I first read The Great Gatsby in high school. I stole the book. It still sits on my shelf. Later, I watched the Jack Clayton adaption, written by Francis Ford Coppola, and I look forward to seeing the Baz Luhrmann one, too. Later still, I played the great Gatsby video game. Somewhere between the movie and the game, I’d also read the book a second time, and maybe a third time. I still get the itch to pick it up and read it (or load it onto my ereader). It’s a great novel, and a short one. But it wasn’t until a few years ago, i.e. about a decade after high school, that I read anything else by F. Scott Fitzgerald:Tender Is The Night. It was nothing like Gatsby, not as elegantly written and not as compact, which made it a disappointment, but that’s about as smart a reaction as hating cats because they’re not dogs. Time passes. I remember Gatsby as a whole. I remember impressions from Tender Is The Night. Impress yourself with this:

Nicole seized Dick’s arm crying, “Look!” Dick turned in time to see what took place in half a minute. At a Pullman entrance two cars off, a vivid scene detached itself from the tenor of many farewells.

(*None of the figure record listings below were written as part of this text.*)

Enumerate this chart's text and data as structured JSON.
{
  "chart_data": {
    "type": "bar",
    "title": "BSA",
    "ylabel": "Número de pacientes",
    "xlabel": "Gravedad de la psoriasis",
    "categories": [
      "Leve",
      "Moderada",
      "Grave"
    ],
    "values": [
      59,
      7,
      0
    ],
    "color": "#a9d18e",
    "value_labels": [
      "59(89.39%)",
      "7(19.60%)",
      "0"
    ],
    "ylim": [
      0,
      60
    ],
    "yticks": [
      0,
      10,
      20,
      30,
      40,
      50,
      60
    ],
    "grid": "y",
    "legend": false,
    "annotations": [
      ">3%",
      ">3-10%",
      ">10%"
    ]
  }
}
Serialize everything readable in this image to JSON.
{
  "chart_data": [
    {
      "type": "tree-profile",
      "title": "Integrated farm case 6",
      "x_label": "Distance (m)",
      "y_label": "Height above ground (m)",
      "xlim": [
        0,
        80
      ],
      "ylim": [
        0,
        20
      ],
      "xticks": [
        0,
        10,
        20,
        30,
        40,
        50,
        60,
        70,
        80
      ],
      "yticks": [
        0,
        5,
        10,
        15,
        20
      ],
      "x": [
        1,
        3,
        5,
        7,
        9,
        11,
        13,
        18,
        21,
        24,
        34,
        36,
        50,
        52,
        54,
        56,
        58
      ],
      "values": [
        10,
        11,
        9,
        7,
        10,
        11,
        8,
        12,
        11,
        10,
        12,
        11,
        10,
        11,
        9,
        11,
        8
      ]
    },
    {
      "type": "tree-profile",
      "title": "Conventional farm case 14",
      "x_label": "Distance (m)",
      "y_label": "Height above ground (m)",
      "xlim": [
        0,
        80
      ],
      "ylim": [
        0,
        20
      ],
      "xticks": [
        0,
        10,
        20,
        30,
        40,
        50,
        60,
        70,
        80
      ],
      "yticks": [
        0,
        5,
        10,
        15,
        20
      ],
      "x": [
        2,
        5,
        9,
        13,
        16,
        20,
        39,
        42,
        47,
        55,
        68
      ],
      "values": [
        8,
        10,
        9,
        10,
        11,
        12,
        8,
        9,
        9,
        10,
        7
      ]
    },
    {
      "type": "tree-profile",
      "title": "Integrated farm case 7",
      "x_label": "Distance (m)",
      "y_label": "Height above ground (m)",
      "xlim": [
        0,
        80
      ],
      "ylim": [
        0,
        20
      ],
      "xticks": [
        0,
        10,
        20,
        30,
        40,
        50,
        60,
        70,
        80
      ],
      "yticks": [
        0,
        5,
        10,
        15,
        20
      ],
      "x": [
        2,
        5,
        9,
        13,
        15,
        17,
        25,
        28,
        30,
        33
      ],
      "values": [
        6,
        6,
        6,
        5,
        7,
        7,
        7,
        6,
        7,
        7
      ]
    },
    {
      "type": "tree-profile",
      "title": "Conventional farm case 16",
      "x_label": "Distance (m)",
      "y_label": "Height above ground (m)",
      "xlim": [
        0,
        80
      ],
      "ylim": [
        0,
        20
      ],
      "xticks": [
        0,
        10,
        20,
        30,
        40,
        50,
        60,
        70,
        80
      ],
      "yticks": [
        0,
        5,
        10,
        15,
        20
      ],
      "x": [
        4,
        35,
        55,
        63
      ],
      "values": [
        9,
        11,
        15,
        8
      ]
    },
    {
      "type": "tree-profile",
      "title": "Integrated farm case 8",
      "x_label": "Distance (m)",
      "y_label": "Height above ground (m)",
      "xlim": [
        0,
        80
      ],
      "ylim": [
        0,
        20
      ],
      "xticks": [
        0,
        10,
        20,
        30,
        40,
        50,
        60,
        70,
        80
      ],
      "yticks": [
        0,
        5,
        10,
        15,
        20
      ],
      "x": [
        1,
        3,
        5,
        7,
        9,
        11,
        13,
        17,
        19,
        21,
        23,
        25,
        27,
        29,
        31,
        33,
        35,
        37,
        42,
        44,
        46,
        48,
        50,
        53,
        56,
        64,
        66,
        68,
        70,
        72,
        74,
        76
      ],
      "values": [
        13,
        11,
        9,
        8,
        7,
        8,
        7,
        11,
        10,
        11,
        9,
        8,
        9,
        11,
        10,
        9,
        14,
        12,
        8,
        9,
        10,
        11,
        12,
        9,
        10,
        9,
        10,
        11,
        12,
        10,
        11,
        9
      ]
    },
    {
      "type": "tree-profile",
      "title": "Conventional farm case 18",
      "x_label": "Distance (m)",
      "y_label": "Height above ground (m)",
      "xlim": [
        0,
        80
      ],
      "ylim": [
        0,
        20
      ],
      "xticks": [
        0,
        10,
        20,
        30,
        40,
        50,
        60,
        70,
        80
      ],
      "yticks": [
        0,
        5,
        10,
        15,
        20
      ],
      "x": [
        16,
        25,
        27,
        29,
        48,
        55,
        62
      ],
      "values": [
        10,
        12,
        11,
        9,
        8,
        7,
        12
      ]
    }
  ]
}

The young woman with the helmet-like hair to whom Nicole had spoken made an odd dodging little run away from the man to whom she was talking and plunged a frantic hand into her purse; then the sound of two revolver shots cracked the narrow air of the platform. Simultaneously the engine whistled sharply and the train began to move, momentarily dwarfing the shots in significance. Abe waved again from his window, oblivious to what had happened. But before the crowd closed in, the others had seen the shots take effect, seen the target sit down upon the platform.

I have the urge to read both novels again.